Anonymity and narratives
Haruki Murakami once asked, “Why do people have to be this lonely? What’s the point of it all? Millions of people in this world, all of them yearning, looking to others to satisfy them, yet isolating themselves.” Zaidi posits a painful answer to this question, unflinchingly marking the social divisions that proliferate her web.
Some of these social markers inevitably crisscross – like gender complicating class relations. Zaidi also pays attention to how these divisions are uniquely manifested in the space of a city, which is as merciful as alienating in its bequeathal of anonymity. Whether for better or worse, “people in this city know how to mind their own business.”
It is perhaps in this context that Zaidi chose to leave her characters unnamed. I found myself noticing the absence of direct references to religion or caste – but this could be because these are the facets of a person less evident in the absence of names. These are facts that must be wrested out through seemingly innocuous questions and conversation.

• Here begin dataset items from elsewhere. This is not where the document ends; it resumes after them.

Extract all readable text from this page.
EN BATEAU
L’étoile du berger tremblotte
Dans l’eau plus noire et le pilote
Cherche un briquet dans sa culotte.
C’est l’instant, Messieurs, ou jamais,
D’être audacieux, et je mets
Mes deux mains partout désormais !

There is, however, a script for social interaction that Zaidi observes. We see, for example, a trinket-seller who migrated to the city from her village gradually adapting to this language. “Words are the long rope people give each other in this city. Cursing takes the edge off their rage. Warning others not to get above themselves allows them to look past the daily humiliations they are subject to.” It is not a uniform script, of course. The women in the first-class ladies’ compartment have their own vocabulary of annoyance – “They rarely scream and or shout when the irregulars invade their compartment. Instead, they exchange glances and roll their kohl-smudged eyes.”
Plural perspectives
I have a weariness of books that take on a wide assortment of perspectives. It can be an ambitious task for a writer, especially because it can be difficult to drastically change your voice enough to give the reader the impression that we’re travelling through different viewpoints. Zaidi sidesteps this criticism by refusing to adopt a first-person point of view. The opening sentence of each story begins with or contains the words “this woman” or “this man” (except for one which is written in second person).
This serves to act as a degree of separation from the character – keeping them close, but never presuming to totally inhabit them. This does create a certain repetitiveness, but also a uniformity that seems fitting for a book that is as much about the commonalities of human experience as it is about diversity.
The decision to have twelve overlapping perspectives called to my mind the six degrees of separation, the idea that all people are six or fewer social connections away from each other. Maybe it is because of this that the most touching stories were the ones with human connections, fraught as they might be.
In one story we examine a married woman’s suicide through her also married lover. In another we view the lover’s wife talk to the dead woman’s husband. The strange and unfortunate entanglements that brought these two together (somewhat reminiscent of Wong Kar-Wai’s In The Mood For Love) cast light on the befuddling, knotted nature of human relationships.
Connections do not act so much as redemptions as they do as necessary lifeboats – and I often found myself rooting for characters to connect even if I didn’t particularly like them. These fumbling moments of identification act as beacons of respite in the book. In a world where the motto “write what you know” has taken on a political edge, Zaidi is daring in her endeavour to step into other people’s shoes. Yet, this is a book that should contain moments of identification for readers from varied contexts. And when you find yourself empathising with a character even in moments of disidentification – that is when the book is most compelling.
City of Incident: A Novel in Twelve Parts, Annie Zaidi, Aleph Book Company.